By this hour of the day, workers should have arrived, but there were no signs of them. He moved cautiously along the edge of the road. The greenery I had sent out across it had browned, but the vines and crawling brambles had survived and looked undisturbed. Where I had sent plants to block the culverts, swamps had formed on either side of the road. Insects buzzed and hummed near them.
He came to the shed where the men had been keeping watch that night. It was deserted. He walked through it and found the dice still out on the rough table just as the men had abandoned them. No one had been back here since that night.
“Perhaps it was not a total waste of magic,” he conceded reluctantly. “It looks as if the intruders are discouraged. I do not think they will come back before spring.”
He had turned back into the forest before I realized that he had deliberately spoken to me.
“I thought I was doing what the magic wanted me to do.” I could not decide if I wanted to apologize to him or not. It seemed strange to apologize to myself, and even more so to have to apologize for an action I’d been pushed into taking. I wasn’t even certain that he was aware of what I’d tried to say to him. I thought of the times when I’d thought I’d felt Soldier’s Boy stir inside me, the moments when my thoughts had seemed more Speckish than Gernian. Always, I’d felt that he deliberately concealed himself from me. Now I wondered if he had tried to share his views, only to feel as smothered as I did.
He spoke again, almost grudgingly, as if reluctant to acknowledge me. “The magic was mine, not yours to spend. And the magic speaks to me, not you. You should not have tampered with it.”
He seemed to resent me as much as I did him. It scarcely seemed fair. He was the one who had invaded my life. I reined in my resentment and asked my most pressing question.
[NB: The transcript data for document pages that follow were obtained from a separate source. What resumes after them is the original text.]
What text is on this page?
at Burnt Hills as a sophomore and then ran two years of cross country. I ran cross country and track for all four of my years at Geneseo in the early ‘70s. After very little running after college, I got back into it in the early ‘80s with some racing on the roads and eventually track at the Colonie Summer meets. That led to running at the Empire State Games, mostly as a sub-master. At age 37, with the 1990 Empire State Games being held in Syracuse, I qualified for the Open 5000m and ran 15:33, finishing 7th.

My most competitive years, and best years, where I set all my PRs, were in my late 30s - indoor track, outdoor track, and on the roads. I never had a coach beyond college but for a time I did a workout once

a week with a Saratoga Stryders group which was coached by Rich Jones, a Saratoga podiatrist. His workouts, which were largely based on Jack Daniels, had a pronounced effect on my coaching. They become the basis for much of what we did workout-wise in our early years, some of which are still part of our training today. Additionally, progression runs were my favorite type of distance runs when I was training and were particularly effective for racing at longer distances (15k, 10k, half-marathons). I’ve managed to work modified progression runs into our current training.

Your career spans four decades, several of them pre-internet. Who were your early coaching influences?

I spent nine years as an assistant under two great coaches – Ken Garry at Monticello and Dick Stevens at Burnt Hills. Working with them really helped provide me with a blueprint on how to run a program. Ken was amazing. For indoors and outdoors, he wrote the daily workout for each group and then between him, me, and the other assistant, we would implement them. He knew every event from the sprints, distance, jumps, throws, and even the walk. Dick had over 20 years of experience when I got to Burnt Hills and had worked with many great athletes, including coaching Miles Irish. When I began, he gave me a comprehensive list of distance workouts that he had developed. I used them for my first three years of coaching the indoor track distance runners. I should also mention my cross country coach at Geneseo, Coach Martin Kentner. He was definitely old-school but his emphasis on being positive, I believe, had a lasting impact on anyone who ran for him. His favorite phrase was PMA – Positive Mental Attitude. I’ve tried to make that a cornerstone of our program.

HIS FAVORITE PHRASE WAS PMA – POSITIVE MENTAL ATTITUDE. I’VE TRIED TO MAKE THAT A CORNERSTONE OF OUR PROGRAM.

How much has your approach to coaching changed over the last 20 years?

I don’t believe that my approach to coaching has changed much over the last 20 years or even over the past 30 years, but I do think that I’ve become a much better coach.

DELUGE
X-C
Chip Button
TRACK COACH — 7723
“Do you know what the magic wants you to do?”
He grinned hard. I sensed him weighing whether or not to reply. When he did, I felt it was because he could not resist the urge to brag. “Several times, I have acted on what the magic wished me to do.”
“When? What did you do?”
“You don’t remember the Dancing Spindle?”
“Of course I do.” At the Dancing Spindle, actions I had taken had ended the Spindle’s dance forever, and dispersed the magic of the Plainspeople. I knew now that Soldier’s Boy had taken into himself as much of their magic as he could hold and had hoarded it. “But what else? When else did you obey the magic?”
His grin grew wider. “You don’t know, do you? That amuses me. Because at the time, I thought I felt you resisting me. And even now, I do not think I would be wise to tell you the things the magic prompted me to do. There were small things that I did, things that made no sense to me. But I did them. And I kept them from you, lest you try to undo them. You thought you had pushed me down; you thought you had absorbed me and made me a part of you. But I won then. And I’ve won now, Gernian. I will prevail.”
I nearly warned him not to be too certain of that. Then I decided not to provoke him to keep his guard up against me. He spoke no more to me but found and followed the stream to rejoin Likari and Olikea. She was sitting close by the fire, her arms wrapped around her naked body. The day had warmed, but not much.
“Finding food would keep you warmer,” he told her. “This is the last day we shall spend here. We’ll eat, and then sleep until nightfall.”
“There isn’t much left to find here!” Olikea protested, but just then Likari made a lie of her words.
He ran up to me, proudly displaying six silver fish hung from a willow wand through their gills. “I caught them all myself!” he exclaimed. His hands and forearms were bright red from exposure to the icy waters.